Surface charts are nice to look at, but thank goodness, real estate investing has little if no need for this type of chart.


The name “doughnut” chart is a perfect description for this chart.  It is similar to a pie chart, with two differences.  First, it has an obvious hole in the center.  Second, the doughnut chart can display two or more sets of values, whereas the pie chart can only display one set of values.  The different sets of values create concentric circles in a doughnut chart.

Although you can have more than two sets of values with two resulting concentric circles, be careful with more than three sets of values.  Doughnut charts are one of hardest charts to explain to other users.  But if you are adventurous, give a doughnut chart a try.


Remember the XY chart with its set of dots?  A bubble chart is similar to the XY chart; the dots are not the same size.  Another set of values in addition to the X and Y axes must be present to determine the size of the dots.  That makes a bubble chart equal a XY chart with varying sized dots.  Bubble charts are not widely used in real estate analyses.

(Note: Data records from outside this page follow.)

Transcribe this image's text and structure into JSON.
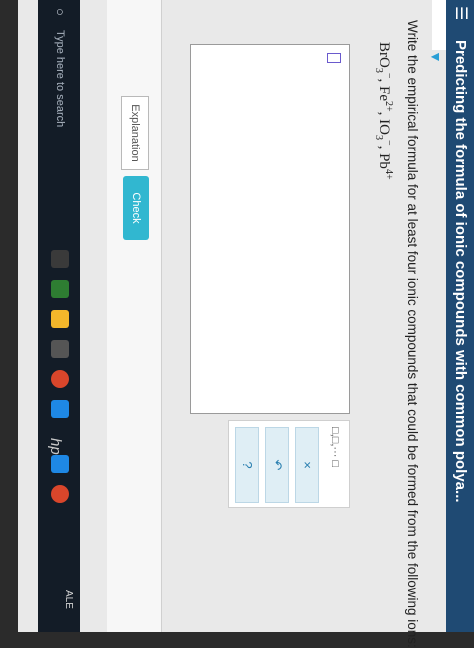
{
  "app": {
    "title": "Predicting the formula of ionic compounds with common polya...",
    "menu_icon": "hamburger-icon",
    "collapse_icon": "chevron-down-icon"
  },
  "question": {
    "prompt": "Write the empirical formula for at least four ionic compounds that could be formed from the following ions:",
    "ions": [
      {
        "base": "BrO",
        "sub": "3",
        "sup": "−"
      },
      {
        "base": "Fe",
        "sub": "",
        "sup": "2+"
      },
      {
        "base": "IO",
        "sub": "3",
        "sup": "−"
      },
      {
        "base": "Pb",
        "sub": "",
        "sup": "4+"
      }
    ]
  },
  "tools": {
    "format_label": "□,□,··· □",
    "clear_label": "×",
    "undo_label": "↶",
    "help_label": "?"
  },
  "bottom": {
    "explanation_label": "Explanation",
    "check_label": "Check"
  },
  "taskbar": {
    "search_placeholder": "Type here to search",
    "tray_text": "ALE"
  },
  "colors": {
    "header": "#1f4a73",
    "accent": "#31b7d0",
    "taskbar": "#131c27"
  }
}
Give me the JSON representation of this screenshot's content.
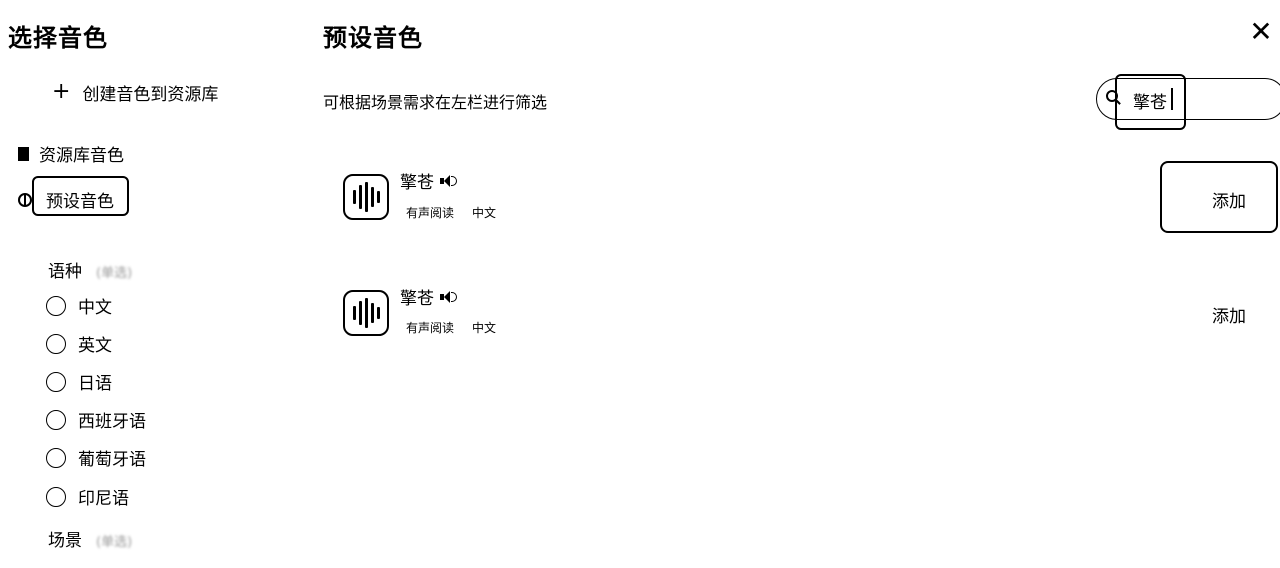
{
  "left": {
    "title": "选择音色",
    "create_button": "创建音色到资源库",
    "nav": {
      "library": "资源库音色",
      "preset": "预设音色"
    },
    "filters": {
      "language_label": "语种",
      "language_hint": "(单选)",
      "languages": [
        "中文",
        "英文",
        "日语",
        "西班牙语",
        "葡萄牙语",
        "印尼语"
      ],
      "scene_label": "场景",
      "scene_hint": "(单选)"
    }
  },
  "main": {
    "title": "预设音色",
    "subtitle": "可根据场景需求在左栏进行筛选",
    "search": {
      "value": "擎苍"
    },
    "voices": [
      {
        "name": "擎苍",
        "tags": [
          "有声阅读",
          "中文"
        ],
        "add_label": "添加"
      },
      {
        "name": "擎苍",
        "tags": [
          "有声阅读",
          "中文"
        ],
        "add_label": "添加"
      }
    ],
    "close_icon": "close-icon",
    "close_glyph": "✕"
  }
}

If you are not involved with statistical analyses, you most likely will not encounter radar charts.  Radar charts resemble the radar scopes seen in old-time submarine movies.  Each spoke represents a set of values and all spokes radiate around a center point.  Another set of values will have one point on each spoke.  The points are connected by a line that will form a closed shape.  Radar charts are another chart that real estate investors can do without.

Going Beyond Simple Charts

The aforementioned charts are the standard charts within Excel.  As you become more comfortable with Excel’s chart features, you can create charts beyond those simple charts.  Below is an example of a line chart with an interactive feature, it represents a portion of an amortization schedule.

The chart title shows the loan interest and principal amounts.  The chart title changes as the red diamond markers are moved.  The scroll bar beneath the chart allows a user to slide it from side to side to pinpoint the payment month. The current position shows the 40th payment month with the Interest as $2,738.61 and the principal at $420.48.  This example shows how you can take a large amount of values and represent those values as a chart.


 Excel charts can tell a story that lies beneath your values.  Your chart should draw out the most important data, trends or comparisons.  After all, the chart is only as good as the data it is based on.   When faced with a large amount of data, utilizing a chart can help pinpoint what is truly important.